Redistricting after the 2020 Census in many instances led to upheaval and litigation.  That certainly has been the case for Patty Durand, who is running for a seat on the Georgia Public Service Commission (PSC), a state commission which oversees and regulates public utilities such as electricity and natural gas providers.  

The PSC is divided into 5 districts, each represented by a Commissioner.  Durand, who at the time lived in Gwinnett County, part of District 2, announced her candidacy against District 2 Commissioner Tim Echols last July and started campaigning.  On March 4, 2022, just days before the qualifying period (when a candidate must officially declare that they are running for a particular office), the Georgia General Assembly passed legislation redrawing the PSC Districts, moving Gwinnett County into District 4.  

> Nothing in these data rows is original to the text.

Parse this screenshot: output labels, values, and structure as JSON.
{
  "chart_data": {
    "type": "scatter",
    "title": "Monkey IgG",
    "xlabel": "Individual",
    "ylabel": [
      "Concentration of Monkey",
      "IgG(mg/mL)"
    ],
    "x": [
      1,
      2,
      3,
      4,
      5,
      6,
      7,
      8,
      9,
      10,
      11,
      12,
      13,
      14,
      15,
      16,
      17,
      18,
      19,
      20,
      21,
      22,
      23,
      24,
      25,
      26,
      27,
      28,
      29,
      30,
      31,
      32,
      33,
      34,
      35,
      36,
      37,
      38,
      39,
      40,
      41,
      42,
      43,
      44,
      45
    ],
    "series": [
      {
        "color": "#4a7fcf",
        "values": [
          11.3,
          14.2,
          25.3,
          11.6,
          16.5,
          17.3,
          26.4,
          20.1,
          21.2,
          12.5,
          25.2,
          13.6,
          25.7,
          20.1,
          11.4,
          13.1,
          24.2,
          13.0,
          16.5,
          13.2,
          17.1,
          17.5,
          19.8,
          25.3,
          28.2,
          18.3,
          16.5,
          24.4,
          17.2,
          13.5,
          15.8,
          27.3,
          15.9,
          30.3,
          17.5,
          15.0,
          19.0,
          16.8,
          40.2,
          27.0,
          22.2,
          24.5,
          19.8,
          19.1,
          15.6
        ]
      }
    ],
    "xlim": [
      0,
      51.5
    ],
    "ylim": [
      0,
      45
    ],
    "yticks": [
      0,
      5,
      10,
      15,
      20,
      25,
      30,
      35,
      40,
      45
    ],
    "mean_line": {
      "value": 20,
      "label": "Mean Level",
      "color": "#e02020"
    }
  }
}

Georgia law (O.C.G.A. § 46-2-1(b)) requires that any candidate for Commissioner of a PSC District “shall have resided in that district for at least 12 months prior to election thereto.” Because District 2 was redrawn to exclude Gwinnett County eight months before the general election in November, Durand quickly moved to a neighboring county within the new District 2 in an effort to continue meeting that residency requirement.

The day before Durand’s primary election, on May 23, 2022, the Georgia Secretary of State issued a ruling disqualifying Durand from the race because, according to the ruling, she could not fulfill the residency requirement.  Durand then filed a lawsuit seeking to have the Secretary’s decision set aside, and a Fulton County Superior Court judge issued an order the morning of the primary election staying the Secretary’s decision until her lawsuit could be adjudicated and requiring the Secretary to inform “all appropriate election officials . . . to remove all notices of Durand’s disqualification” by noon that day.  

The Georgia Supreme Court, in Cox v. Barber, 275 Ga. 415 (2002), indicated that the one-year residency requirement might be unconstitutional and not apply if “the district lines were redrawn to exclude [a particular person] specifically from being a candidate.”  If Durand was targeted, which might have occurred according to a recent article, it is possible that the Court will strike down the new districts.

A final hearing in Durand’s lawsuit pending in Fulton County Superior Court is scheduled for July 26, 2022.  The court will decide whether the Secretary of State’s decision disqualifying Durand should stand or be reversed.  Absent court intervention, Durand would not get to be on the ballot in November through no fault of her own and despite having handily won her primary election in May.